Benjamin Tan Boon Chuan, maestro lukis pakai mulut penuh inspirasi
Ben adalah maestro lukis dengan menggunakan mulut, yang memang selama ini menjadi organ utamanya dalam beraktivitas.
Benjamin Tan Boon Chuan mengundang kekaguman para pengunjung pameran lukisan menyambut Imlek yang digelar di Kelenteng Eng An Kiong, Kota Malang. Selain beberapa karyanya yang dipajang di galery, di salah satu sudut ruangan Ben menggoreskan kuas dengan mulutnya di atas kanvas.
Dia mengawali dengan warna merah menyala, yang akan menjadi latar objek lukisannya. "Saya belum bisa katakan lukisan ini berbentuk apa, tetapi karena menyambut tahun baru Imlek lukisannya ada kaitan dengan Imlek," kata Benjamin kepada merdeka.com dengan suara terbata-bata di Kelenteng Eng An Kiong Kota Malang, Rabu (17/2).
Ben adalah maestro lukis dengan menggunakan mulut, yang memang selama ini menjadi organ utamanya dalam beraktivitas. Dia bergabung bersama puluhan seniman memamerkan karyanya dari tanggal 18 hingga 21 Februari 2015, sekaligus memberi inspirasi pada siapapun untuk terus berkarya.
Sejak kecil Ben sudah mengalami kecacatan pada dua tangan dan dua kaki, sehingga mulut menjadi alat dominan.

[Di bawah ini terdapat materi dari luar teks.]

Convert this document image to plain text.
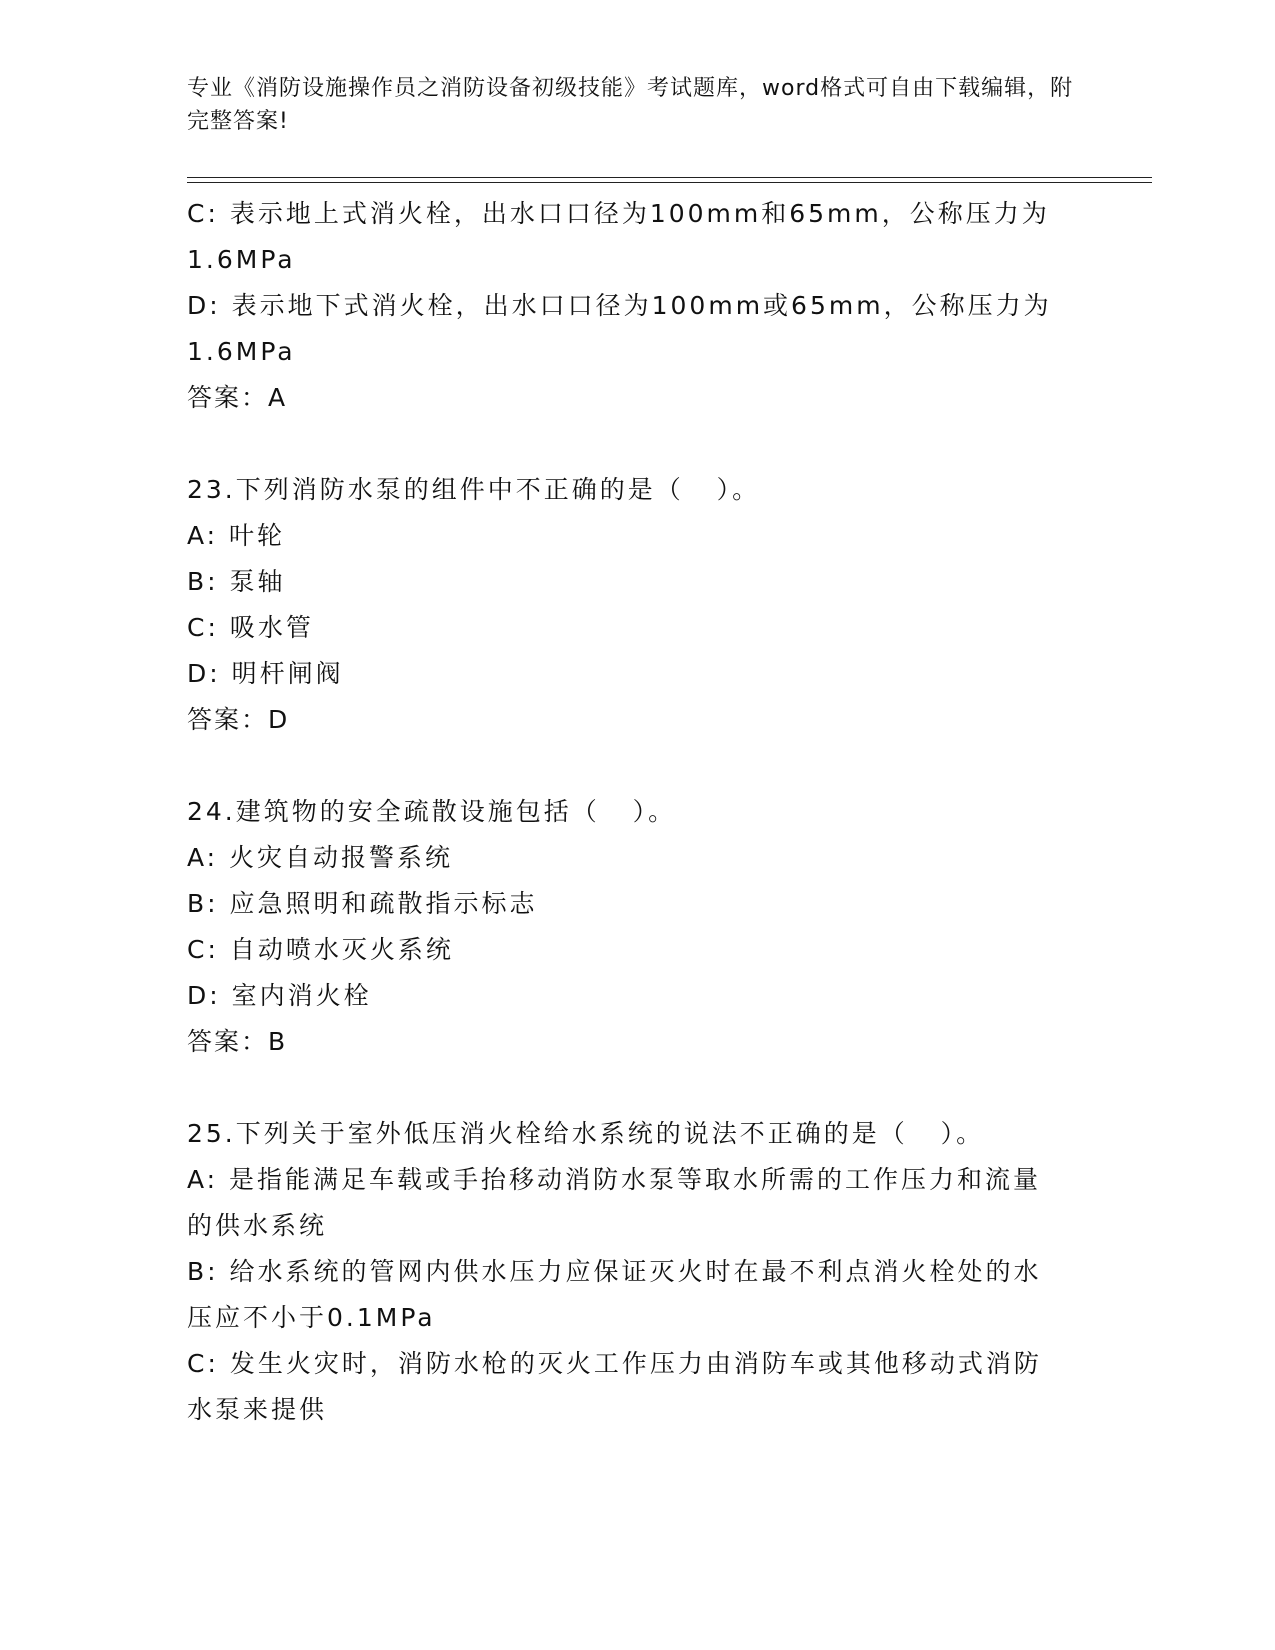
专业《消防设施操作员之消防设备初级技能》考试题库，word格式可自由下载编辑，附完整答案!
C: 表示地上式消火栓，出水口口径为100mm和65mm，公称压力为
1.6MPa
D: 表示地下式消火栓，出水口口径为100mm或65mm，公称压力为
1.6MPa
答案：A
23.下列消防水泵的组件中不正确的是（   ）。
A: 叶轮
B: 泵轴
C: 吸水管
D: 明杆闸阀
答案：D
24.建筑物的安全疏散设施包括（   ）。
A: 火灾自动报警系统
B: 应急照明和疏散指示标志
C: 自动喷水灭火系统
D: 室内消火栓
答案：B
25.下列关于室外低压消火栓给水系统的说法不正确的是（   ）。
A: 是指能满足车载或手抬移动消防水泵等取水所需的工作压力和流量
的供水系统
B: 给水系统的管网内供水压力应保证灭火时在最不利点消火栓处的水
压应不小于0.1MPa
C: 发生火灾时，消防水枪的灭火工作压力由消防车或其他移动式消防
水泵来提供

Walau sebenarnya organ yang diandalkannya itu juga tidak bisa berfungsi sempurna seperti kebanyakan orang. Karena suara yang keluar dari mulutnya tidak begitu jelas terdengar oleh setiap lawan bicara.
Dia selalu dibantu oleh istrinya, Lia Benjamin dan anak-anaknya yang setia mendampingi. Setiap ada pembicaraan dengan lawan bicara yang kurang dipahami, mereka selalu membantu.
Kendati serba terbatas, dia tidak pernah berhenti berkarya. Dari atas kursi roda dengan tubuh terikat selendang untuk sebuah keseimbangan, Ben menggoreskan setiap tinta dari kuas yang terjepit di mulutnya. Sudah ratusan karya yang sudah dihasilkan, dan tak tahu jumlah persisnya.
"Lupa mas, sekitar ratusan lah," kata Lia yang dengan setia menyiapkan kebutuhan cat saat suaminya melukis.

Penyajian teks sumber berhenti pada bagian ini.